Two billionaire brothers raised in a terraced house in Blackburn have bought fast food chain Leon in a deal said to be worth £100million..
The brothers’ petrol forecourt business EG Group, which bought supermarket giant Asda last year, has now secured more than 70 restaurants in the UK and Europe.
The EG Group said the deal was part of "significant growth in its non-fuel and food service operations”.
The brothers are from Blackburn, but their parents Vali and Zubeda initially lived in Bradford after moving to the UK from Gujarat in India during the 1970s to work in the textile industry.
Mohsin, 49, and Zuber, 48, started out in a garage which their dad, who had worked in a woollen mill, bought.
They branched out on their own, first renting a petrol station for two years, then in 2001 buying their first forecourt, a derelict freehold site in Bury, and formed Euro Garages.
Their empire, the EG Group, now has almost 6,000 sites across 10 countries, from the UK to the US and Australia, runs outlets for Greggs, Starbucks and KFC, and employs 44,000 people.
In 2017, it bought 77 Little Chef roadside restaurants.
Zuber said: “We grew (EG) from nothing.
“We’ve been on the pumps, we’ve been stocking the shelves, cleaning the toilets. You do everything.
“And once you do the foundation work, it’s no different wherever you go in the world. It’s a petrol station; you’re selling fuel, you’re selling coffee, you’re selling convenience.”
Mohsin said the company “makes more money selling a cup of coffee than we would do on an average tank fill-up”.
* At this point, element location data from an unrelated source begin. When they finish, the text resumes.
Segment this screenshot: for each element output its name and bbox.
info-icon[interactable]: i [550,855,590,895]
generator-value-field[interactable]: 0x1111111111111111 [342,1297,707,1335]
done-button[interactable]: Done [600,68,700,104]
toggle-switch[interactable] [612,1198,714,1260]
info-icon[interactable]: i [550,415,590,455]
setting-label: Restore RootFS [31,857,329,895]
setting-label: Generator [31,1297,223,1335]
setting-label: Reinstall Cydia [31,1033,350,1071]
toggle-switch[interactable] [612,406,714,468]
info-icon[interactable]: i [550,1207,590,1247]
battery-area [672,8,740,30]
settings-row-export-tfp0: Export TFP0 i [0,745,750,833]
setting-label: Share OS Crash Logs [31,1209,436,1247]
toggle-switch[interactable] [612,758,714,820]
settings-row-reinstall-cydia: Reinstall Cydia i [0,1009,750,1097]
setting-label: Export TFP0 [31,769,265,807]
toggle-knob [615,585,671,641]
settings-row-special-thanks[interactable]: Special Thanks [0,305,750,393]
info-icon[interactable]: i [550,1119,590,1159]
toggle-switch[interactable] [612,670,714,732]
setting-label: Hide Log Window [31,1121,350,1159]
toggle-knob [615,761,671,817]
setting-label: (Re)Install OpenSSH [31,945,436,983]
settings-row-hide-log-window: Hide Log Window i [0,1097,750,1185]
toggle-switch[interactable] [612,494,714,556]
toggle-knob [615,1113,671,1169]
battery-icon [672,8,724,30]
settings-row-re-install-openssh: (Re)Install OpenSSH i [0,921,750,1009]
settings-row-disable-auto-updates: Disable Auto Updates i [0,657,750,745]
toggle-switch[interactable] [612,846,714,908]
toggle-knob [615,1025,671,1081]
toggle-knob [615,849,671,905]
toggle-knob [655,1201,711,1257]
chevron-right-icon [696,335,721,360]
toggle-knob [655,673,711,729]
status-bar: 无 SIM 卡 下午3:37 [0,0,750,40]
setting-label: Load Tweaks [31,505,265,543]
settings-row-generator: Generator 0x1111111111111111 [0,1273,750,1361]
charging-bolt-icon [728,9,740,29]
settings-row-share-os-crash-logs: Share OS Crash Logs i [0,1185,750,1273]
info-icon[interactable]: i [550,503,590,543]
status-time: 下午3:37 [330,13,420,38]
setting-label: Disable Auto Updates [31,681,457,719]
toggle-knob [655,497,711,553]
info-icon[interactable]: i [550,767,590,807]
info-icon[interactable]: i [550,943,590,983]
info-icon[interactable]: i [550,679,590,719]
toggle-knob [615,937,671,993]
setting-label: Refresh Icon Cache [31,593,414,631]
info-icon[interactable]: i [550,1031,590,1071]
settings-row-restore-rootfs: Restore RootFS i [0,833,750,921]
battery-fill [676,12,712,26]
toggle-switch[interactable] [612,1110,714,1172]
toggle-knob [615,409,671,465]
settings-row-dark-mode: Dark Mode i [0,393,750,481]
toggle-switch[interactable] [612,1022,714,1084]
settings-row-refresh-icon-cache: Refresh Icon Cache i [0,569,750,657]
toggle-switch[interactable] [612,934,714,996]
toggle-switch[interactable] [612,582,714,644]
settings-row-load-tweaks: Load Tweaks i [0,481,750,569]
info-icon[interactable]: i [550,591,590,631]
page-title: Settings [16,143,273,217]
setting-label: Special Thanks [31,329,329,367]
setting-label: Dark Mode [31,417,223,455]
Sources describe the low-profile brothers as humble, with a strong connection to their Blackburn roots.
They have just opened a £35million HQ in the town and in 2012 set-up local football team Euro Garages FC.
But the brothers, worth £3.56billion, have splashed out in other ways.
In 2017 they bought a Grade II listed Georgian townhouse in London’s Kensington for £25million, which is now being converted into a luxury home.
Meanwhile, it is just a 10 minute drive from Blackburn’s terraced streets to wide open spaces of the town’s millionaire’s row overlooking the rolling Lancashire hills.
It is here that the siblings are building five giant homes for them and their relatives.
In a barber shop on a sloping street where they used to live in an end terraced house, the family are fondly remembered.
“They are good people, a very nice family” said one man.
“Zuber used to come in here to have his hair cut. They are good people who worked hard.”
As their petrol station business started to expand after the turn of the millennium, Zuber and Mohsin wanted to stay in the same area and moved with their families to a newly built large detached home just a short five minute stroll away.
Their parents still live in the area, close to the local mosque, but soon it seems they will be joining their sons in a row of five incredible mansions, complete with basement swimming pools, on the edge of the town.
The brothers also set-up the ISSA Foundation which funds projects promoting health and educating and tackling poverty in the UK and abroad and which bought an MRI scanner for Blackburn Royal Hospital.
Mohsin, who is married and with two grown-up children, runs the business day-to-day, while Zuber is responsible for strategy and acquisitions.
The money for the Asda takeover is came from their personal fortunes.
The Asda deal is still awaiting approval from the UK’s Competition and Markets Authority, which is expected by the summer.
As part of it, Asda’s 323 petrol stations will be sold for £750million to EG Group.
The sale came after a recent mega merger between Sainsbury’s and Asda was blocked on competition grounds.
A man strolling along the Issas old terraced street said: “They have done very well for themselves but they have stayed in Blackburn.
“People have been talking about them buying Asda and are pleased for them.
“They are well like people and have done well. Good luck to them.”